Genre is one of the textual dimensions that can be used to reconstruct the communicative context needed to assess the value of information with respect to a purpose (business, learning, finding, monitoring, predicting, etc.). When we know the genre of a text, we can surmise the CONTEXT where a text has been created and for which purpose. Therefore we can more confidently decide whether a text contains the information we are looking for. For example, factual texts might have more credibility than opinionated texts.

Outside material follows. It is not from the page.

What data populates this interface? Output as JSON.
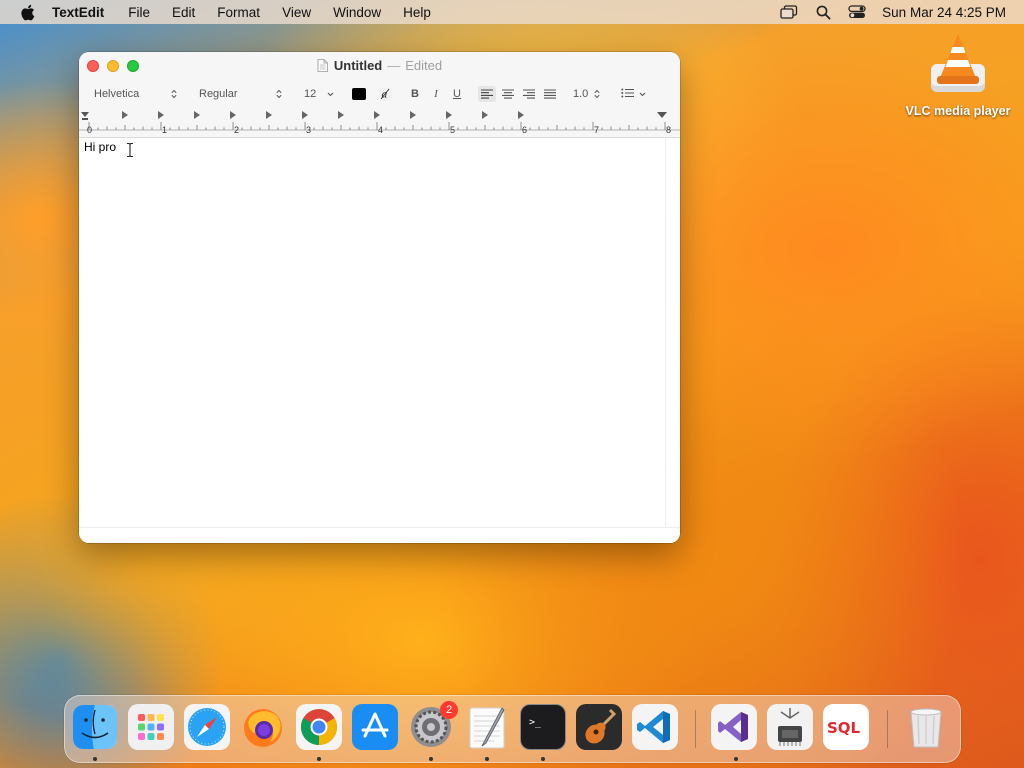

In this respect, genres such as press conferences, declarations or announcements by a White House spokesman might be more reliable than subjective genres, e.g. newspapers’ editorials or op-ed articles. On the other hand, if we want to test the pulse and explore the feelings about a product or a politician, we might give more weight to more emotional genres like blogs, forums or social networks’ microposts.
In recent years, important steps forward have been taken in Automatic Genre Identification (AGI). AGI can be defined as a meta-discipline that leverages on and spans Computational Linguistics, NLP, Corpus Linguistics, Information Retrieval, Information Extraction, Text Mining, Text Analytics, Sentiment Analysis and LIS, among others. Promising computational models have been proposed to automatically identify the genre(s) of a text, although no agreement has been reached on the definition of the concept of genre itself. AGI research has shown that genre classes such as blogs, online newspaper front pages, FAQs, DIYs can be automatically identified using a wide range of genre-revealing features -- from linguistic cues to character n-grams -- with a variety of classification algorithms.
In a world where information overload is still pervasive and where technology encourages massive text production through emailing, blogging, tweeting and social network communication, it is likely that the concept of genre and AGI are useful to convert unclassified and unstructured textual data to more structured and contextualized information.
This talk presents a summary of the state-of-the-art in AGI and discusses how genre-aware applications could help extract actionable information from raw textual data.